Downwind starts

We club-racers sometimes experience a delight you do not encounter on the Olympic Circuit – ah, the challenges and delights of a downwind start and the first mark chaos that invariably follows.

The goal for the start and first leg is simply to get yourself into pole position for the first mark rounding. Get yourself on the inside and you are laughing. But if you have to give water (oops – ‘room’) to the whole fleet, you could be on the outside of a very large cartwheel and lose an eon.

How do you make that break and get clear ahead? A fast start usually helps. That means hitting the line at full speed as the gun goes – this may give you those two or three lengths needed to avoid being swallowed by the bunch behind. Your next priority is clear wind, whatever it takes – get low in the gusts, heat it up in the lulls, look for the gaps in the bunch that the wind will accelerate through, have a gentle word with the neighbours to persuade them to race the fleet and not just you (so you can break together), then apply the five essentials perfectly with whatever breeze you have.

Sometimes, though, even these are not enough and you will find yourself in the bunch. Do not despair; you can still apply the same principles, but overlaid with the objective of positioning your boat for the mark-rounding chaos to come – if you start planning early you will likely be in a minority, sometimes a minority of one. You need to work yourself to the side of the fleet that puts you on the inside track. If you are boxed in by a large gaggle of boats and you will struggle to get clear ahead of them in time, slow down a bit now so you can manoeuvre, perhaps even gybe off to get out of there. Continuing almost guarantees that your destiny will be out of your hands – and Murphy’s Law dictates that the boat inside you will make a lousy rounding and perhaps doom your whole race. Sacrifice a length or two now to eliminate that risk.

Strangely, if you are at the back, this actually gives you a few aces to play. You can see the fleet, the gaps and the bunches to avoid. You get the gusts first and can use your wind shadow as a weapon. You have freedom to choose your own course rather than the others dictating to you. Just remember the rules forbid you blasting from behind into non-existent gaps.

To reiterate, positioning for the mark-rounding chaos is the priority. In turn, this depends on whether the inside berth comes with being to leeward or windward of the rest of the fleet.
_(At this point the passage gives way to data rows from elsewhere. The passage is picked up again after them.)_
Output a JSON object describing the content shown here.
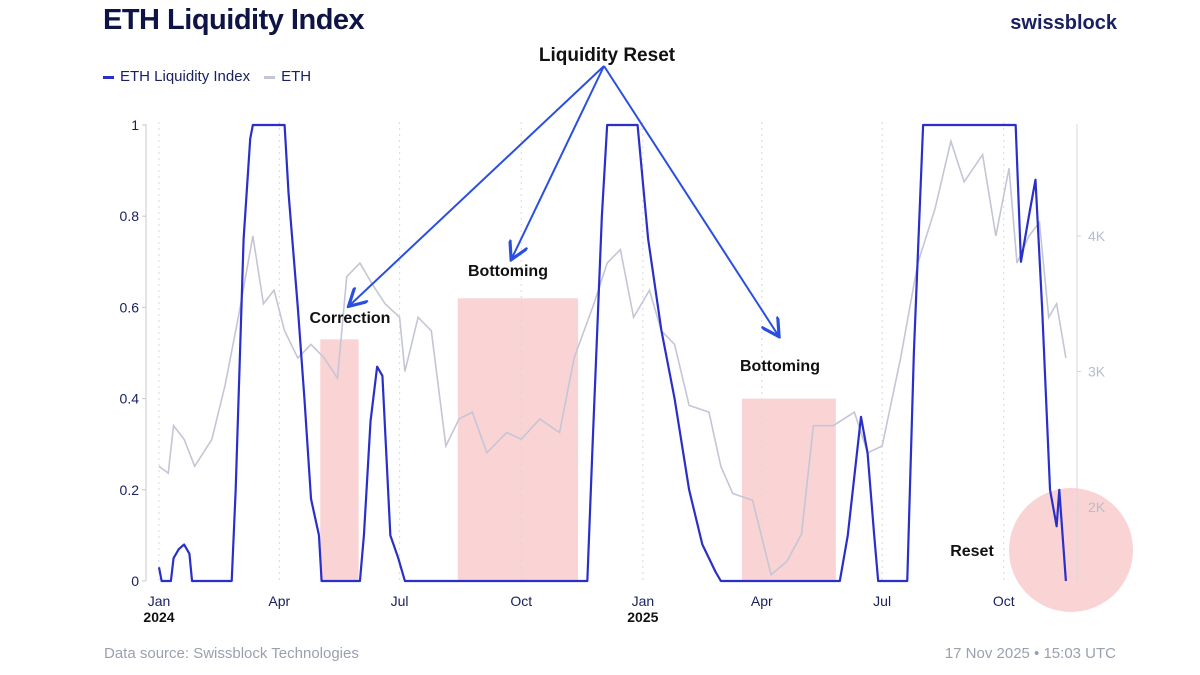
{
  "header": {
    "title": "ETH Liquidity Index",
    "brand": "swissblock"
  },
  "footer": {
    "source": "Data source: Swissblock Technologies",
    "timestamp": "17 Nov 2025 • 15:03 UTC"
  },
  "chart_data": {
    "type": "line",
    "title": "ETH Liquidity Index",
    "legend": {
      "placement": "top-left",
      "entries": [
        "ETH Liquidity Index",
        "ETH"
      ]
    },
    "colors": {
      "index": "#2a2fc9",
      "eth": "#c4c6d6",
      "highlight": "#f9c9c9"
    },
    "x_ticks": [
      {
        "date": "2024-01-01",
        "label": "Jan",
        "year": "2024"
      },
      {
        "date": "2024-04-01",
        "label": "Apr"
      },
      {
        "date": "2024-07-01",
        "label": "Jul"
      },
      {
        "date": "2024-10-01",
        "label": "Oct"
      },
      {
        "date": "2025-01-01",
        "label": "Jan",
        "year": "2025"
      },
      {
        "date": "2025-04-01",
        "label": "Apr"
      },
      {
        "date": "2025-07-01",
        "label": "Jul"
      },
      {
        "date": "2025-10-01",
        "label": "Oct"
      }
    ],
    "y_left": {
      "range": [
        0,
        1
      ],
      "ticks": [
        {
          "v": 0,
          "label": "0"
        },
        {
          "v": 0.2,
          "label": "0.2"
        },
        {
          "v": 0.4,
          "label": "0.4"
        },
        {
          "v": 0.6,
          "label": "0.6"
        },
        {
          "v": 0.8,
          "label": "0.8"
        },
        {
          "v": 1,
          "label": "1"
        }
      ]
    },
    "y_right": {
      "ticks": [
        {
          "v": 2000,
          "label": "2K"
        },
        {
          "v": 3000,
          "label": "3K"
        },
        {
          "v": 4000,
          "label": "4K"
        }
      ]
    },
    "series": [
      {
        "name": "ETH Liquidity Index",
        "axis": "left",
        "points": [
          [
            "2024-01-01",
            0.03
          ],
          [
            "2024-01-03",
            0
          ],
          [
            "2024-01-10",
            0
          ],
          [
            "2024-01-12",
            0.05
          ],
          [
            "2024-01-16",
            0.07
          ],
          [
            "2024-01-20",
            0.08
          ],
          [
            "2024-01-24",
            0.06
          ],
          [
            "2024-01-26",
            0
          ],
          [
            "2024-02-25",
            0
          ],
          [
            "2024-02-28",
            0.2
          ],
          [
            "2024-03-05",
            0.75
          ],
          [
            "2024-03-10",
            0.97
          ],
          [
            "2024-03-12",
            1
          ],
          [
            "2024-04-05",
            1
          ],
          [
            "2024-04-08",
            0.85
          ],
          [
            "2024-04-15",
            0.6
          ],
          [
            "2024-04-20",
            0.4
          ],
          [
            "2024-04-25",
            0.18
          ],
          [
            "2024-05-01",
            0.1
          ],
          [
            "2024-05-03",
            0
          ],
          [
            "2024-06-01",
            0
          ],
          [
            "2024-06-04",
            0.1
          ],
          [
            "2024-06-09",
            0.35
          ],
          [
            "2024-06-14",
            0.47
          ],
          [
            "2024-06-18",
            0.45
          ],
          [
            "2024-06-24",
            0.1
          ],
          [
            "2024-06-30",
            0.05
          ],
          [
            "2024-07-05",
            0
          ],
          [
            "2024-11-20",
            0
          ],
          [
            "2024-11-24",
            0.3
          ],
          [
            "2024-12-01",
            0.8
          ],
          [
            "2024-12-05",
            1
          ],
          [
            "2024-12-28",
            1
          ],
          [
            "2025-01-05",
            0.75
          ],
          [
            "2025-01-15",
            0.55
          ],
          [
            "2025-01-25",
            0.4
          ],
          [
            "2025-02-05",
            0.2
          ],
          [
            "2025-02-15",
            0.08
          ],
          [
            "2025-02-25",
            0.02
          ],
          [
            "2025-03-01",
            0
          ],
          [
            "2025-05-30",
            0
          ],
          [
            "2025-06-05",
            0.1
          ],
          [
            "2025-06-15",
            0.36
          ],
          [
            "2025-06-20",
            0.28
          ],
          [
            "2025-06-25",
            0.1
          ],
          [
            "2025-06-28",
            0
          ],
          [
            "2025-07-20",
            0
          ],
          [
            "2025-07-25",
            0.5
          ],
          [
            "2025-08-01",
            1
          ],
          [
            "2025-10-10",
            1
          ],
          [
            "2025-10-14",
            0.7
          ],
          [
            "2025-10-20",
            0.8
          ],
          [
            "2025-10-25",
            0.88
          ],
          [
            "2025-10-30",
            0.6
          ],
          [
            "2025-11-05",
            0.2
          ],
          [
            "2025-11-10",
            0.12
          ],
          [
            "2025-11-12",
            0.2
          ],
          [
            "2025-11-17",
            0
          ]
        ]
      },
      {
        "name": "ETH",
        "axis": "right",
        "points": [
          [
            "2024-01-01",
            2300
          ],
          [
            "2024-01-08",
            2250
          ],
          [
            "2024-01-12",
            2600
          ],
          [
            "2024-01-20",
            2500
          ],
          [
            "2024-01-28",
            2300
          ],
          [
            "2024-02-10",
            2500
          ],
          [
            "2024-02-20",
            2900
          ],
          [
            "2024-03-01",
            3400
          ],
          [
            "2024-03-12",
            4000
          ],
          [
            "2024-03-20",
            3500
          ],
          [
            "2024-03-28",
            3600
          ],
          [
            "2024-04-05",
            3300
          ],
          [
            "2024-04-15",
            3100
          ],
          [
            "2024-04-25",
            3200
          ],
          [
            "2024-05-05",
            3100
          ],
          [
            "2024-05-15",
            2950
          ],
          [
            "2024-05-22",
            3700
          ],
          [
            "2024-06-01",
            3800
          ],
          [
            "2024-06-10",
            3650
          ],
          [
            "2024-06-20",
            3500
          ],
          [
            "2024-07-01",
            3400
          ],
          [
            "2024-07-05",
            3000
          ],
          [
            "2024-07-15",
            3400
          ],
          [
            "2024-07-25",
            3300
          ],
          [
            "2024-08-05",
            2450
          ],
          [
            "2024-08-15",
            2650
          ],
          [
            "2024-08-25",
            2700
          ],
          [
            "2024-09-05",
            2400
          ],
          [
            "2024-09-20",
            2550
          ],
          [
            "2024-10-01",
            2500
          ],
          [
            "2024-10-15",
            2650
          ],
          [
            "2024-10-30",
            2550
          ],
          [
            "2024-11-10",
            3100
          ],
          [
            "2024-11-25",
            3500
          ],
          [
            "2024-12-05",
            3800
          ],
          [
            "2024-12-15",
            3900
          ],
          [
            "2024-12-25",
            3400
          ],
          [
            "2025-01-06",
            3600
          ],
          [
            "2025-01-15",
            3300
          ],
          [
            "2025-01-25",
            3200
          ],
          [
            "2025-02-05",
            2750
          ],
          [
            "2025-02-20",
            2700
          ],
          [
            "2025-03-01",
            2300
          ],
          [
            "2025-03-10",
            2100
          ],
          [
            "2025-03-25",
            2050
          ],
          [
            "2025-04-08",
            1500
          ],
          [
            "2025-04-20",
            1600
          ],
          [
            "2025-05-01",
            1800
          ],
          [
            "2025-05-10",
            2600
          ],
          [
            "2025-05-25",
            2600
          ],
          [
            "2025-06-10",
            2700
          ],
          [
            "2025-06-20",
            2400
          ],
          [
            "2025-07-01",
            2450
          ],
          [
            "2025-07-15",
            3100
          ],
          [
            "2025-07-28",
            3800
          ],
          [
            "2025-08-10",
            4200
          ],
          [
            "2025-08-22",
            4700
          ],
          [
            "2025-09-01",
            4400
          ],
          [
            "2025-09-15",
            4600
          ],
          [
            "2025-09-25",
            4000
          ],
          [
            "2025-10-05",
            4500
          ],
          [
            "2025-10-11",
            3800
          ],
          [
            "2025-10-20",
            4000
          ],
          [
            "2025-10-28",
            4100
          ],
          [
            "2025-11-04",
            3400
          ],
          [
            "2025-11-10",
            3500
          ],
          [
            "2025-11-17",
            3100
          ]
        ]
      }
    ],
    "annotations": {
      "reset_title": "Liquidity Reset",
      "correction": "Correction",
      "bottoming_1": "Bottoming",
      "bottoming_2": "Bottoming",
      "reset": "Reset"
    },
    "highlight_ranges": [
      {
        "start": "2024-05-02",
        "end": "2024-05-31",
        "top": 0.53
      },
      {
        "start": "2024-08-14",
        "end": "2024-11-13",
        "top": 0.62
      },
      {
        "start": "2025-03-17",
        "end": "2025-05-27",
        "top": 0.4
      }
    ]
  }
}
Either way it is almost inevitable that, in the fight for clear wind, the bulk of the fleet will have luffed each other well above the rhumb line and will be coming in sailing deep and slow. If you can come in high and fast, there is often a good chance that even with limited rights you can be clean away and gone while they are still hailing to deny you the room you did not need.

If, however, you are still stuck in the melee, it is drastic wriggle time. There is no benefit in sailing blithely to your doom. Instead, drop the kite early, centre the main, flap the jib and do everything you can to find yourself some space. It is inevitable that in the chaos, someone will make a lousy rounding, which is your opportunity to swoop. Notionally, yes, slowing actually loses you distance. But post-rounding you will have bought yourself freedom to tack or perhaps a controlling lane to sail in. The alternative was being trapped in dirty wind with little prospect of escape any time soon.

Finally, a word about asymmetrics. Plan properly and your need to sail the angles gives you an edge, particularly in a mixed fleet. Coming in fast on starboard for a port-hand rounding (or even vice-versa) theoretically gives you all the rights you need. In practice, that may not be the case – the (virtually stationary) fleet will probably not expect you and may simply not be able to get out of the way and provide your ‘room’. So you need to anticipate this and start hailing early and clearly or you may find yourself shut out and disappointed.